Betreuung unter Dreijähriger ist für alle ein Kraftakt

Die Arbeit der Erzieherinnen hat sich grundlegend verändert.

Krefeld. Silvia Verfürth fühlt sich in ihrem Job inzwischen wie eine Drillings-Mutter mit zwölf weiteren Kindern. Obwohl sie als Erzieherin und Leiterin des Waldorfkindergartens Fichtenhain über jahrzehntelange Erfahrung verfügt, hat sich ihre Arbeit und die ihrer Kolleginnen einschneidend verändert. Seit einigen Monaten betreut das Team Kinder auch unter drei Jahren. Die jüngsten sind gerade mal vier Monate alt. „Deren Bedürfnisse sind völlig andere als die der Zwei, Drei- oder gar Fünfjährigen,“ sagt Verfürth. Doch auch die räumliche, personelle und hygienische Situation ist bei der neuen Betreuung von unter Dreijährigen eine besondere Herausforderung.

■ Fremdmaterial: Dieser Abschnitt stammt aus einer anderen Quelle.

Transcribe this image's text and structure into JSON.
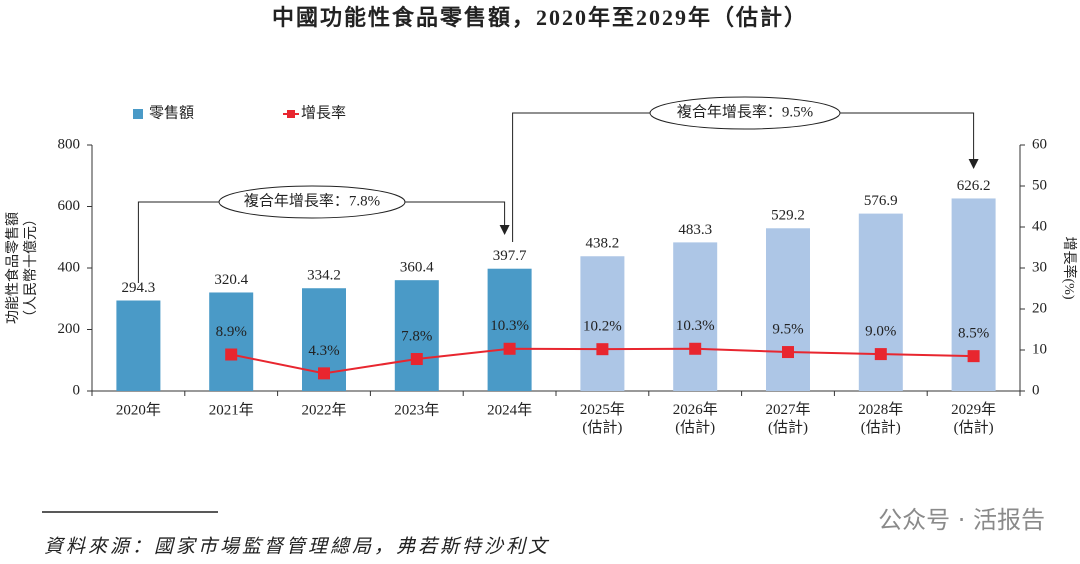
{
  "chart_data": {
    "type": "bar_line",
    "title": "中國功能性食品零售額，2020年至2029年（估計）",
    "categories": [
      "2020年",
      "2021年",
      "2022年",
      "2023年",
      "2024年",
      "2025年\n(估計)",
      "2026年\n(估計)",
      "2027年\n(估計)",
      "2028年\n(估計)",
      "2029年\n(估計)"
    ],
    "series": [
      {
        "name": "零售額",
        "type": "bar",
        "color": "#4a9ac7",
        "colors": [
          "#4a9ac7",
          "#4a9ac7",
          "#4a9ac7",
          "#4a9ac7",
          "#4a9ac7",
          "#adc6e6",
          "#adc6e6",
          "#adc6e6",
          "#adc6e6",
          "#adc6e6"
        ],
        "values": [
          294.3,
          320.4,
          334.2,
          360.4,
          397.7,
          438.2,
          483.3,
          529.2,
          576.9,
          626.2
        ]
      },
      {
        "name": "增長率",
        "type": "line",
        "axis": "y2",
        "color": "#e8262f",
        "values": [
          null,
          8.9,
          4.3,
          7.8,
          10.3,
          10.2,
          10.3,
          9.5,
          9.0,
          8.5
        ],
        "value_labels": [
          null,
          "8.9%",
          "4.3%",
          "7.8%",
          "10.3%",
          "10.2%",
          "10.3%",
          "9.5%",
          "9.0%",
          "8.5%"
        ]
      }
    ],
    "ylabel": "功能性食品零售額\n（人民幣十億元）",
    "y2label": "增長率(%)",
    "ylim": [
      0,
      800
    ],
    "yticks": [
      0,
      200,
      400,
      600,
      800
    ],
    "y2lim": [
      0,
      60
    ],
    "y2ticks": [
      0,
      10,
      20,
      30,
      40,
      50,
      60
    ],
    "annotations": [
      "複合年增長率：7.8%",
      "複合年增長率：9.5%"
    ],
    "source": "資料來源：國家市場監督管理總局，弗若斯特沙利文",
    "watermark": "公众号 · 活报告"
  }
}
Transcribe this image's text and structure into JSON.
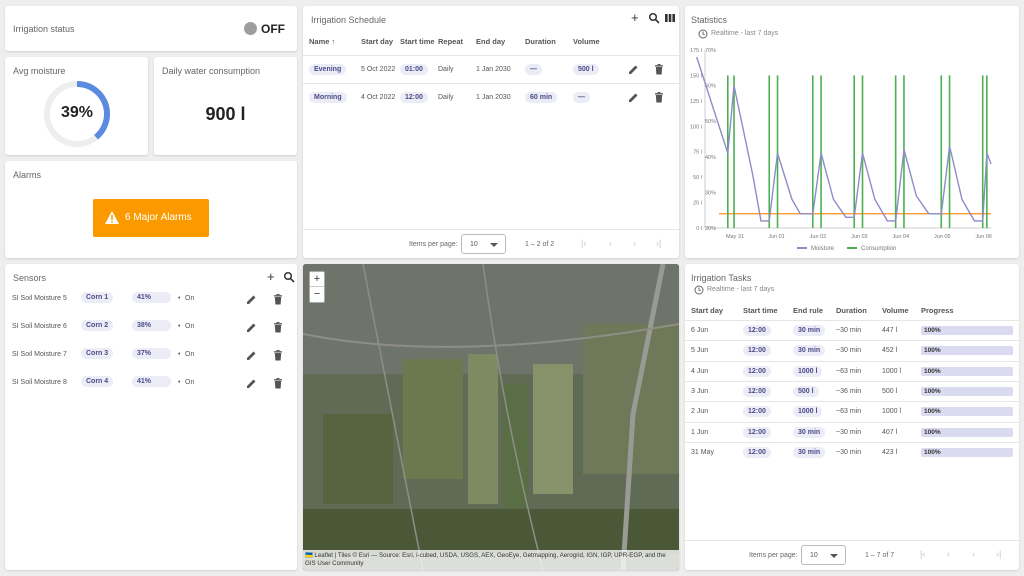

Ab 2013 besteht ein gesetzlicher Anspruch auf frühkindliche Förderung in Kitas oder Kindertagespflege. Um den zu erfüllen, hat die Stadt sich zum Ziel gesetzt, in einem finanziellen Kraftakt bis zum Jahr 2015 allein rund 70 neue Gruppen für unter Dreijährige zu schaffen. Dazu setzt sie auch auf die freien und konfessionellen Träger in Krefeld.

Der Waldorfkindergarten hat sich als einer der ersten darauf eingestellt, schon im Jahr 2010 entsprechende Ausbaupläne vorgelegt, um an dem neu aufgelegten Förderprogramm für 2011 teilnehmen zu können. Der Erweiterungsbau an der Bückerfeldstraße ist inzwischen fertig. Rund 700 000 Euro hat er verschlungen. Finanziert worden ist er mit Landesmitteln und einem privaten Kredit. „Dazu hat sich der Verein langfristig massiv verschulden müssen“, erzählt Alexandra Schubring-Braun vom Vorstand. Denn die anfangs zugesicherten Fördergelder sind nicht geflossen. Die Richtlinien hatten sich in der Zwischenzeit geändert. „Der Waldorfkindergarten mit seiner Umsetzung schlichtweg zu schnell“, sagt Helga Reder vom Paritätischen Wohlfahrtsverband mit einer Spur von Ironie in der Stimme.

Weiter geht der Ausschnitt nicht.